Aiming to add a quarterback with the skillset that fully fits into second-year offensive coordinator Matt Canada’s system, the Pittsburgh Steelers seem to have found an ideal fit in free agency in Mitch Trubisky.

Signed to a two-year, $14 million deal with up to $27 million in incentives, Trubisky immediately steps into the facility as the perceived starter in Pittsburgh, replacing Ben Roethlisberger, who retired in January after 18 seasons.

With the transition to Trubisky under center, Canada should be able to fully implement his offense in year two after the offense in 2021 was admittedly a mixture of Canada’s scheme and what Roethlisberger wanted to do, leading to a dismal performance overall from the black and gold.

Enter Trubisky, who brings mobility, plenty of comfort with the RPO, and the ability and strength to move around on rollouts and throw on the run, something Roethlisberger couldn’t really do late in his career. The RPO fit will be especially solid, considering the Steelers had the most downfield RPO pass attempts in the NFL last season, according to PFF.
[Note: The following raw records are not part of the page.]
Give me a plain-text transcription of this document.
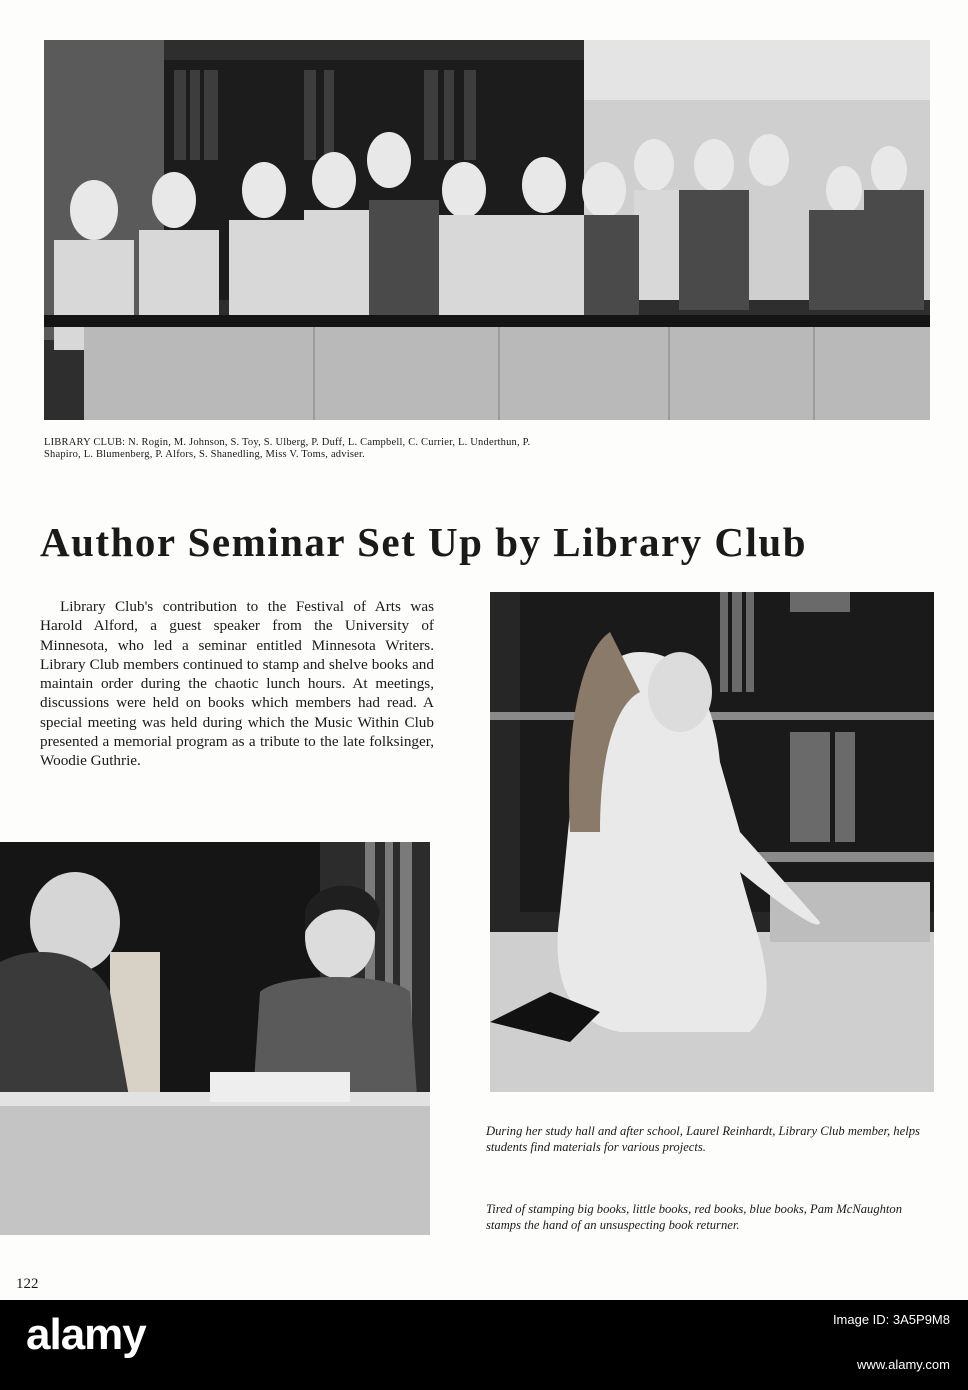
LIBRARY CLUB: N. Rogin, M. Johnson, S. Toy, S. Ulberg, P. Duff, L. Campbell, C. Currier, L. Underthun, P. Shapiro, L. Blumenberg, P. Alfors, S. Shanedling, Miss V. Toms, adviser.
Author Seminar Set Up by Library Club
Library Club's contribution to the Festival of Arts was Harold Alford, a guest speaker from the University of Minnesota, who led a seminar entitled Minnesota Writers. Library Club members continued to stamp and shelve books and maintain order during the chaotic lunch hours. At meetings, discussions were held on books which members had read. A special meeting was held during which the Music Within Club presented a memorial program as a tribute to the late folksinger, Woodie Guthrie.
During her study hall and after school, Laurel Reinhardt, Library Club member, helps students find materials for various projects.
Tired of stamping big books, little books, red books, blue books, Pam McNaughton stamps the hand of an unsuspecting book returner.
122
alamy	Image ID: 3A5P9M8
www.alamy.com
Speaking with Mike Prisuta for Steelers.com Thursday following his introductory press conference with the local media, Trubisky brought up the fact that he believes he can fit Canada’s system well with the RPOs and rollouts, and stated he’s excited to see what he “can cook up” with Canada in 2022 and beyond, including the increased usage of play-action in Pittsburgh.
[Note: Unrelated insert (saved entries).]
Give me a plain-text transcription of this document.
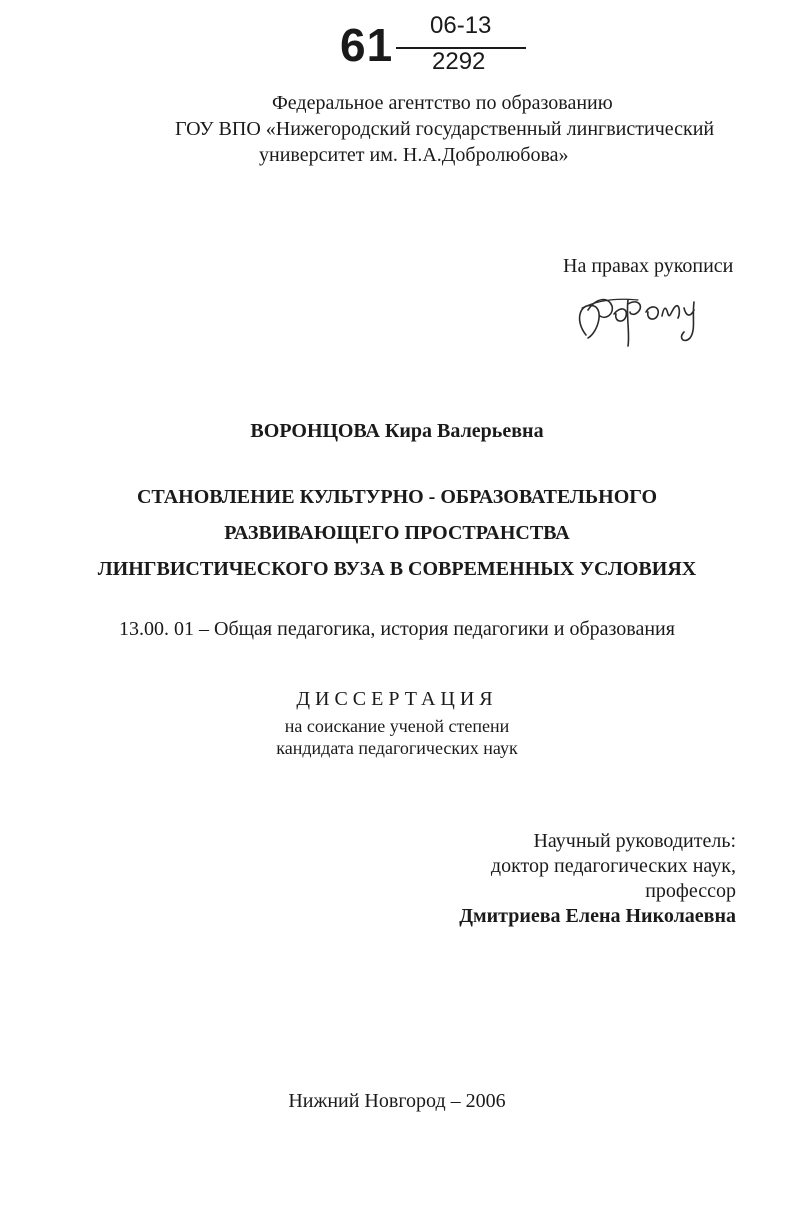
61 06-13
2292
Федеральное агентство по образованию
ГОУ ВПО «Нижегородский государственный лингвистический
университет им. Н.А.Добролюбова»
На правах рукописи
ВОРОНЦОВА Кира Валерьевна
СТАНОВЛЕНИЕ КУЛЬТУРНО - ОБРАЗОВАТЕЛЬНОГО
РАЗВИВАЮЩЕГО ПРОСТРАНСТВА
ЛИНГВИСТИЧЕСКОГО ВУЗА В СОВРЕМЕННЫХ УСЛОВИЯХ
13.00. 01 – Общая педагогика, история педагогики и образования
ДИССЕРТАЦИЯ
на соискание ученой степени
кандидата педагогических наук
Научный руководитель:
доктор педагогических наук,
профессор
Дмитриева Елена Николаевна
Нижний Новгород – 2006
“I love the play action, the RPO, but I think you gotta be able to do it all,” Trubisky said to Prisuta, according to video via Steelers.com. “And I think when you have the ability to move the pocket, I think you should. And that just makes it easier throwing from the pocket when you move the pocket. So, you gotta do whatever you can on offense to keep the defense guessing and going down and scoring points.

“But I definitely have that ability to throw on the run and move the pocket. So I hope we can do that,” Trubisky added. “And I definitely love the play action and RPO. So I’m looking forward to diving into the offense and seeing what we can cook up with coach Canada.”

In Chicago, it felt like the Bears tried to force Trubisky into being a true pocket passer, which took away from his strength of moving and throwing on the run at North Carolina, ultimately leading to Trubisky being a relative disappointment as the No. 2 pick. Though he had a ton of success overall as a team, going 25-13 as a starter and leading the Bears to the playoffs, things turned stale offensively for the Bears with Trubisky and head coach Matt Nagy, leading to both ultimately departing the Bears in back-to-back seasons.

Though something has to be taken away from Trubisky’s time in Chicago from an evaluation standpoint, there’s no denying his skillset and pedigree are very enticing for Canada and his offensive scheme with the Steelers.